Researchers at the University of British Columbia have developed an experimental electricity-driven cement production process that could reduce CO2 emissions by up to 98 per cent compared to conventional clinker manufacture, according to research published in ACS Energy Letters.
The research team, led by Professor Curtis Berlinguette, developed an electrochemical reactor capable of converting limestone and silica into calcium silicate hydrate at around 60°C, substantially below conventional clinkerisation temperatures. The resulting material can then be converted into belite-rich clinker at approximately 650°C.

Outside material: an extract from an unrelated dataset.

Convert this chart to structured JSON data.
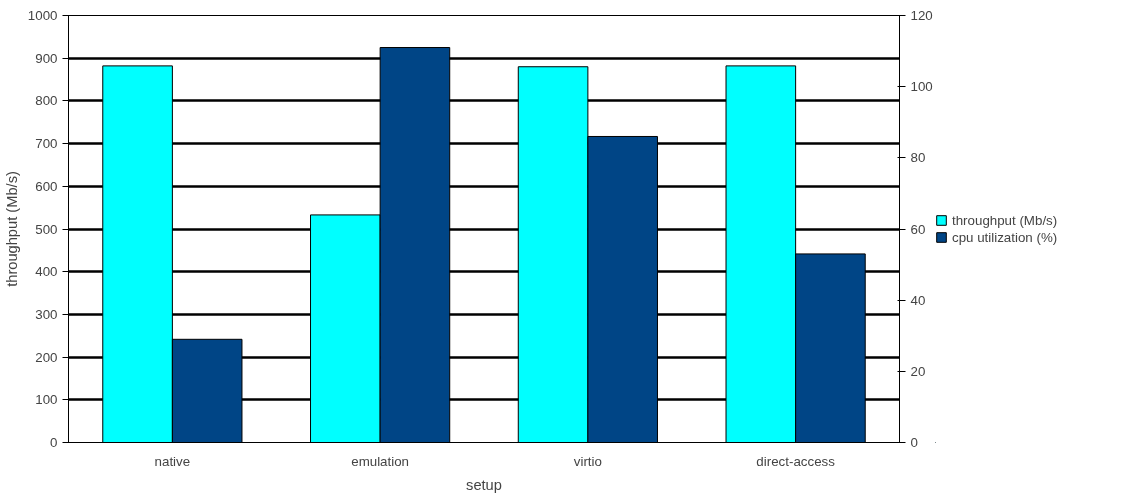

The researchers stated that the process could reduce thermal energy demand by around 70 per cent. When recycled waste cement was used as the calcium feedstock, modeled emissions reportedly fell to approximately 20kg of CO2 per tonne of cement, compared to around 800kg/t for conventional production routes.
Prof Berlinguette described the work as “a transformative step” towards electrified cement manufacture.
According to the American Chemical Society, the project received funding from the New Frontiers in Research Fund, the Natural Sciences and Engineering Research Council of Canada, the Canada Foundation for Innovation, the Canadian Institute for Advanced Research, Canada Research Chairs and the Canada First Research Excellence Fund.
The University of British Columbia has reportedly filed an international patent application related to the process, while two of the paper’s authors are co-founders of a company seeking to commercialise the technology.